Highlights & Insights¶

The idea of using text as an intermediate representation is highly clever: Using textual descriptions to precisely isolate concepts such as objects, actions, and verbs is much cleaner than pixel-level operations (cropping, inpainting). This idea can be generalized—it is worth attempting to use textual descriptions to analyze biases in other modalities (e.g., image benchmarks/multimodal benchmarks).
Robust unbiasing strategy via 9-model consistency voting: Avoids manually setting thresholds, letting the unbiasing ratio be determined by the data itself.
Quantitatively confirmed uniqueness of SSv2: Explains from a data perspective why model performance variance on SSv2 differs from patterns observed in other datasets.

Limitations & Future Work¶

The quality of VLM descriptions directly affects the accuracy of bias analysis. Currently, only LLaVA-1.6-Mistral-7B is used; stronger VLMs might discover more fine-grained biases.
Currently, only object unbiasing has been performed, whereas temporal or activity unbiasing has not—future work can further construct unbiased splits targeting different bias dimensions.
The analysis is conducted offline in a static manner. Exploring how to leverage bias information during the training phase (e.g., re-weighting biased samples) has not yet been investigated.
Textual descriptions may lose visual details (such as object textures or motion speeds), potentially leading to underestimated bias.

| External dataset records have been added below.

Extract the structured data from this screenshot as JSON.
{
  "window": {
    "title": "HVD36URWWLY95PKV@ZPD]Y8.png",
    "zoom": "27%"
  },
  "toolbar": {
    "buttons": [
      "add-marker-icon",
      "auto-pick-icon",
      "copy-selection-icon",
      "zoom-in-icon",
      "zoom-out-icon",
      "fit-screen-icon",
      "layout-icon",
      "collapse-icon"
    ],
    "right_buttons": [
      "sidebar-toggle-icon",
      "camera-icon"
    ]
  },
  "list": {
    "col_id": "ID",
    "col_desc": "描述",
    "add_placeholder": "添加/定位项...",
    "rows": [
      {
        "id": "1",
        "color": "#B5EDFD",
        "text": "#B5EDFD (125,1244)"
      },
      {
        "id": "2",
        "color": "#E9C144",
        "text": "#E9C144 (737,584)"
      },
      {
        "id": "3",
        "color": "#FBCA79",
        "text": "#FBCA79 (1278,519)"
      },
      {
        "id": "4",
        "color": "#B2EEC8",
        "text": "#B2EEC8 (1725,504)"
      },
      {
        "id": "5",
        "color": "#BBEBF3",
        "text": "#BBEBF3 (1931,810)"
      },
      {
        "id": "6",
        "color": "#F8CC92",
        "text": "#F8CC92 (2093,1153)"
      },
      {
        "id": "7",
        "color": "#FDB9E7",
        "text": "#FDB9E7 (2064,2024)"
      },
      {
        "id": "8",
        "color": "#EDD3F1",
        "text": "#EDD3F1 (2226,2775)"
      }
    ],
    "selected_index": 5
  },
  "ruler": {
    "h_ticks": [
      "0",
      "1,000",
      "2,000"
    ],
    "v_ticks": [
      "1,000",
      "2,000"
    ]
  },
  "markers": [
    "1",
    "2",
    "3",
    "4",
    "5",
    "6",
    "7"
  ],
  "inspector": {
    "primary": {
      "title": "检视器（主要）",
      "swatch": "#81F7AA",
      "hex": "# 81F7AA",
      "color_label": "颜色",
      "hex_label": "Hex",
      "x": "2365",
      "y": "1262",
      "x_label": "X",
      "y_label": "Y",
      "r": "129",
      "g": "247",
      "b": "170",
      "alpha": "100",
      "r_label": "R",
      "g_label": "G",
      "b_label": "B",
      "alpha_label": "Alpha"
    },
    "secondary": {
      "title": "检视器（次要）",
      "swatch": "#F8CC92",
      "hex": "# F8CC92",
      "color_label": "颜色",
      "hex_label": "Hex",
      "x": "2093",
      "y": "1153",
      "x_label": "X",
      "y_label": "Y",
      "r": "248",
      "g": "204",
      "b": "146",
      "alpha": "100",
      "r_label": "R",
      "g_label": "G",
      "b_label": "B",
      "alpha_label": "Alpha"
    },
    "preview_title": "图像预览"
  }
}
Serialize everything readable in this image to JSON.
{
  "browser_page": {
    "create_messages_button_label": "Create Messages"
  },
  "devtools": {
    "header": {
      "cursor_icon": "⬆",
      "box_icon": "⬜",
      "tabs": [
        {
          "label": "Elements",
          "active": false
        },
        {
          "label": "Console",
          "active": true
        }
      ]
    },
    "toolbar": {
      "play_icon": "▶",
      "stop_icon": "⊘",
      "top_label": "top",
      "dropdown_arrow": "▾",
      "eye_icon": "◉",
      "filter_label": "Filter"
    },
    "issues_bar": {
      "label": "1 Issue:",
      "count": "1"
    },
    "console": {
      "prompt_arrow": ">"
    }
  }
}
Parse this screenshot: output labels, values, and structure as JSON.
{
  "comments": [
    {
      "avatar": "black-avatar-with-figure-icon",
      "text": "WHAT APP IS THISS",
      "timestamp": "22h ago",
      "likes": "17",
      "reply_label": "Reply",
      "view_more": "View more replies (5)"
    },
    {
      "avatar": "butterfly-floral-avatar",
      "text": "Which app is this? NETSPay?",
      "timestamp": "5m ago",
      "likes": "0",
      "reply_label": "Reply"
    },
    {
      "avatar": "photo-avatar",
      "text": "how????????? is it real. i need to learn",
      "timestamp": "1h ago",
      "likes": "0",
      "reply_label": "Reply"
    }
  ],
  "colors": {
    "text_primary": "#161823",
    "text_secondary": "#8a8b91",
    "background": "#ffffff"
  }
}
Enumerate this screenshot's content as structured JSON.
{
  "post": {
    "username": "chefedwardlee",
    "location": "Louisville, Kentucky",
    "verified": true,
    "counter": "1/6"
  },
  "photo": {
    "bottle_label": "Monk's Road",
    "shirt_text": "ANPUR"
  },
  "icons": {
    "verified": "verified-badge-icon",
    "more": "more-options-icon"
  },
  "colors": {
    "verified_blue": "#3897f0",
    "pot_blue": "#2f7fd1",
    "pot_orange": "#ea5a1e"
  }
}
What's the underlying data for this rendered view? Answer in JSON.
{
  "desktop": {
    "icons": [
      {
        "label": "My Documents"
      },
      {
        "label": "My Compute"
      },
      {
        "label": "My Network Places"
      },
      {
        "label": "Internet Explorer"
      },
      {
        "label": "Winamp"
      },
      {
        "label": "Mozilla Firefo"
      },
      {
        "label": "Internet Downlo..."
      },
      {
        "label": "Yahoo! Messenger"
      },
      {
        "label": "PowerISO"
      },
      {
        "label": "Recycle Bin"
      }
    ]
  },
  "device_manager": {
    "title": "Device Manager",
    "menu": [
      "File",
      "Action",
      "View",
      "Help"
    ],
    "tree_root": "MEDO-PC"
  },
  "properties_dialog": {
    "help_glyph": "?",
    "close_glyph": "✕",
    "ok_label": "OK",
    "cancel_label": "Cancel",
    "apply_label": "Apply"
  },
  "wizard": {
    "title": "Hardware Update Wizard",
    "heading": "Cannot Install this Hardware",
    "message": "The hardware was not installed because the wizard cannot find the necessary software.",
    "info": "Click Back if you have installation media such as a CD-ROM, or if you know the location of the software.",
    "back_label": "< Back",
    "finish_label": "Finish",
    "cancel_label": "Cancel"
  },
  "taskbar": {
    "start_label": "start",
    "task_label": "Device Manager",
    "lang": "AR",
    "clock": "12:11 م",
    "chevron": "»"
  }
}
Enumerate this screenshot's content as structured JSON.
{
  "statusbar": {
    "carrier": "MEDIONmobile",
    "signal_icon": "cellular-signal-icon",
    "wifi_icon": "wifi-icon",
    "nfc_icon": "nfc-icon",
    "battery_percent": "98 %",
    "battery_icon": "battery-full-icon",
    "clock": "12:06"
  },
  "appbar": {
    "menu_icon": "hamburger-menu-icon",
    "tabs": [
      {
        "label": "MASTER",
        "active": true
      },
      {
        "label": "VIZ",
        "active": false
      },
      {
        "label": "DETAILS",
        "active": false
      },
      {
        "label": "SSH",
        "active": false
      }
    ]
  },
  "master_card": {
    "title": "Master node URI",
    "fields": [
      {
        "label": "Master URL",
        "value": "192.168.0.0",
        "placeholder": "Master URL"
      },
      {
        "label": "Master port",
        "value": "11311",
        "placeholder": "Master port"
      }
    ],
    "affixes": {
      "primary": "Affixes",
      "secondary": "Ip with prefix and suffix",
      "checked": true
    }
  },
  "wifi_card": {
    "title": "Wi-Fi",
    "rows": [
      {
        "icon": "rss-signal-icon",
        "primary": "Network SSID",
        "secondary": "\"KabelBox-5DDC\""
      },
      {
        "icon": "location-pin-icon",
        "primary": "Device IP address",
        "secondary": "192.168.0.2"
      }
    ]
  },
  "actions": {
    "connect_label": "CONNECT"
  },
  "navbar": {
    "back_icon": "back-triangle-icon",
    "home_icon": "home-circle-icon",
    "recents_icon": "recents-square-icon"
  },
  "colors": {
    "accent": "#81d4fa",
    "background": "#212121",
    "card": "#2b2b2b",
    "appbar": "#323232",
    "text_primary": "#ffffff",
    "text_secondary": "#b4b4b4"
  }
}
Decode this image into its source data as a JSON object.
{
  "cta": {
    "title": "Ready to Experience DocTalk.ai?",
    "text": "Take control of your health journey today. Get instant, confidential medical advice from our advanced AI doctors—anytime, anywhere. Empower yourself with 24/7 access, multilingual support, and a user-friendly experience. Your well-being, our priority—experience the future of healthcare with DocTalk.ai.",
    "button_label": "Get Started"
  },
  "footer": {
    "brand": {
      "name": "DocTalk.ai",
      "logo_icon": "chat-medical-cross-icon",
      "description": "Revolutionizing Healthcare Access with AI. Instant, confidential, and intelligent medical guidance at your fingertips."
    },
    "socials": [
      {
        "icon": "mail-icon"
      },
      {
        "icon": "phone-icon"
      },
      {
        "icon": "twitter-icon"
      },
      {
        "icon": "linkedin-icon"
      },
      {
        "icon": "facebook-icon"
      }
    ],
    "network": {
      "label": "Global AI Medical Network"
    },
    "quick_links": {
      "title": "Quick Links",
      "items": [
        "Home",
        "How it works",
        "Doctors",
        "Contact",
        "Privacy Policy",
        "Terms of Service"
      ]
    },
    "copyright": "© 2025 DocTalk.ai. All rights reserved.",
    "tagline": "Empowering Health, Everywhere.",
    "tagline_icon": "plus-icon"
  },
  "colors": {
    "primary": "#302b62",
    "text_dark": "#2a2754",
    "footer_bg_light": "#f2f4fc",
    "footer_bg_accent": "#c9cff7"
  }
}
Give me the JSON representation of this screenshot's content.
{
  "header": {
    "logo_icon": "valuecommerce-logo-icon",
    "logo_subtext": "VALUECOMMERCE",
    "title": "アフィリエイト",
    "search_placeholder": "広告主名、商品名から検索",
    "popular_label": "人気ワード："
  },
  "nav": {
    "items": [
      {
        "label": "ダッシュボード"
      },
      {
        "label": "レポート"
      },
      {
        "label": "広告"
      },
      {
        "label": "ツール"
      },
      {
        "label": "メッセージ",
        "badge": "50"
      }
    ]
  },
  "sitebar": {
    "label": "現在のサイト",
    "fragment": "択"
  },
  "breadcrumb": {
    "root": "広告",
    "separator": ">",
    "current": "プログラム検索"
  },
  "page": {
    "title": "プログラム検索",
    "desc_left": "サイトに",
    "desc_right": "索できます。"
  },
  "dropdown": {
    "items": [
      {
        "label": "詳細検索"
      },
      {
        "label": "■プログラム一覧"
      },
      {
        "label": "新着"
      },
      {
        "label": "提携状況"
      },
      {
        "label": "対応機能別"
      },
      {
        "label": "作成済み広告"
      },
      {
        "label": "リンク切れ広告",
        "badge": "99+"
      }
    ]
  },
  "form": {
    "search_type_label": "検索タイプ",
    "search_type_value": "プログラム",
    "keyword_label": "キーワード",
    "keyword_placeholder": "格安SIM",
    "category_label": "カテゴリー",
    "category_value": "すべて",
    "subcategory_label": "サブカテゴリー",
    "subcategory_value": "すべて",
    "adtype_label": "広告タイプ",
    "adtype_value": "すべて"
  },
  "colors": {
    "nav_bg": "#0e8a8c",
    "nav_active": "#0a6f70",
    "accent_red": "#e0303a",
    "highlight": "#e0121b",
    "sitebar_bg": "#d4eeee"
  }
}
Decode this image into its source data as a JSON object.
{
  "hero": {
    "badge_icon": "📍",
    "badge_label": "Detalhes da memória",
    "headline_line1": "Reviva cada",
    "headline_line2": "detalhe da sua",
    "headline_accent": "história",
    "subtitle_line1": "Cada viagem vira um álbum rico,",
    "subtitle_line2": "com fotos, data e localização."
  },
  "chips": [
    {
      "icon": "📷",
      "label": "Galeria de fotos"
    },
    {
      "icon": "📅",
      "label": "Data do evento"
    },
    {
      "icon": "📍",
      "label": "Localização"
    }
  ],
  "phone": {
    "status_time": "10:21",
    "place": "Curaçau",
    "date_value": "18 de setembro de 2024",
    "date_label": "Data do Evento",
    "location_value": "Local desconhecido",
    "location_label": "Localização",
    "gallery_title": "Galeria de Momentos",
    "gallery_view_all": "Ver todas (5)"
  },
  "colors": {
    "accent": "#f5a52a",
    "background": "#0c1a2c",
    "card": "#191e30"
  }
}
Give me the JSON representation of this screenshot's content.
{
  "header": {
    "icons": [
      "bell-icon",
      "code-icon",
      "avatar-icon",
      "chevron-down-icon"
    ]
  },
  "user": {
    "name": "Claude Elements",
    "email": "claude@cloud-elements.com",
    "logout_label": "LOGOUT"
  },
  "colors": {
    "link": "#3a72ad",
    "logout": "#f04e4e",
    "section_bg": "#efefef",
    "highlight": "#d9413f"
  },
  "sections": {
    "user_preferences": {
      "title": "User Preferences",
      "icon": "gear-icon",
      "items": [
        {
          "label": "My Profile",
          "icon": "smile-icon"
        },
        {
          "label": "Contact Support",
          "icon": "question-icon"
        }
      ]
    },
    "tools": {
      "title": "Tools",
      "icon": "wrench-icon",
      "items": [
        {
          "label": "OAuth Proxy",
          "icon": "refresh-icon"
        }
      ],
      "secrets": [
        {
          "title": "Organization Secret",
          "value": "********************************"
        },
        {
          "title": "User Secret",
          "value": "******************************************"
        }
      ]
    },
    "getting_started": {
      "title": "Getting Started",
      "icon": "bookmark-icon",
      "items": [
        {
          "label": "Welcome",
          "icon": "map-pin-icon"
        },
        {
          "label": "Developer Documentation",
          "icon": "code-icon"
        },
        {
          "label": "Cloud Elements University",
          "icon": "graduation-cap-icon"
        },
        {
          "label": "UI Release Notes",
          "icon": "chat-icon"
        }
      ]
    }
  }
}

vs. HAT/Diving48: These methods unbias by modifying videos (segmenting persons) or designing specific datasets. The advantage of UTD is that it does not modify any videos and is applicable to any existing benchmarks.
vs. TempAct/TemporalBench: These works construct new benchmarks specifically to evaluate temporal understanding, whereas UTD analyzes the extent of temporal bias in existing benchmarks, making them complementary.
This paper provides a systematic analysis tool for video benchmarks, which can serve as a standard pipeline for evaluating the quality of new datasets.

Rating¶

Novelty: ⭐⭐⭐⭐ The idea of unbiasing through textual descriptions is novel but not overly complex.
Experimental Thoroughness: ⭐⭐⭐⭐⭐ Extremely detailed analysis with 12 datasets, 30 models, and multiple dimensions.
Writing Quality: ⭐⭐⭐⭐ Clear structured formulation, but heavily packed with equations making it slightly heavy to read.
Value: ⭐⭐⭐⭐ Provides useful unbiased splits and analysis tools, offering a practical contribution to the community.